通訳といっても、韓国系移民と米国移民局の間にたって、
在留資格の適法性のような審問に立ち会う役回りであるからには、
完全に感情の移入を排除した、機械的な通訳などできようはずもないわけですね。

そんな仕事につきつつも、否ついているからこそ、五年前に自分の両親が射殺された殺人事件にも、
移民社会のあれこれを「鍵」として考えるし、
多少ご都合主義っぽくはありますが、当時の状況を知る人たちにめぐり合ったりするわけです。

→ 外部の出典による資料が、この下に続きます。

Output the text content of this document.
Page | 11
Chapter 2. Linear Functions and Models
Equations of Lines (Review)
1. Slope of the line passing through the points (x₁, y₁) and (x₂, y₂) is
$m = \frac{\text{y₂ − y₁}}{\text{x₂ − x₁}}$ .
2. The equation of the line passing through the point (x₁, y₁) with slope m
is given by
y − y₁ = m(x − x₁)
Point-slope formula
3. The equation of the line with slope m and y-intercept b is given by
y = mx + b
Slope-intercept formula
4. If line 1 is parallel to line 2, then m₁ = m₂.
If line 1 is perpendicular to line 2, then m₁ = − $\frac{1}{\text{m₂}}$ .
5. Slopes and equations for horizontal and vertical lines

ストーリーのメインは、この両親殺害の裏側を暴くことにあって、ミステリーの要素も帯びますけれど、
そこここに活写される移民の実情は、訪れたマンハッタンの摩天楼の根本で営む小さなデリの様子が
思い出されてくるのですね。

なんとかこぎれいに店を営むための苦労は、朝、ハンバーガーにコーヒーを買いに立ち寄ったところで、
夜に晩飯のおかずをパックに詰めて量り売りしてもらいに行ったところで、分からない。

これは別の本で読んだのですけれど、
値段が高いと売れない、かといって安いと従業員を安く使っているんじゃないかと組合にボイコットに合う
ということで、気の休まる暇もなく働きづめに働くのだと。
それでも、生まれた国にいるよりも良かったのだろうと。

本書が言わんとしているのは、そういうことではないのでしょうけれど、
あれこれ考えることが多くなるのですね。
自分は、地に足をつけて生きているでしょうか。
自分は、周りと違うんでしょうか、同じでしょうか。
違っていいんでしょうか、あるいは同じである必要があるのでしょうか。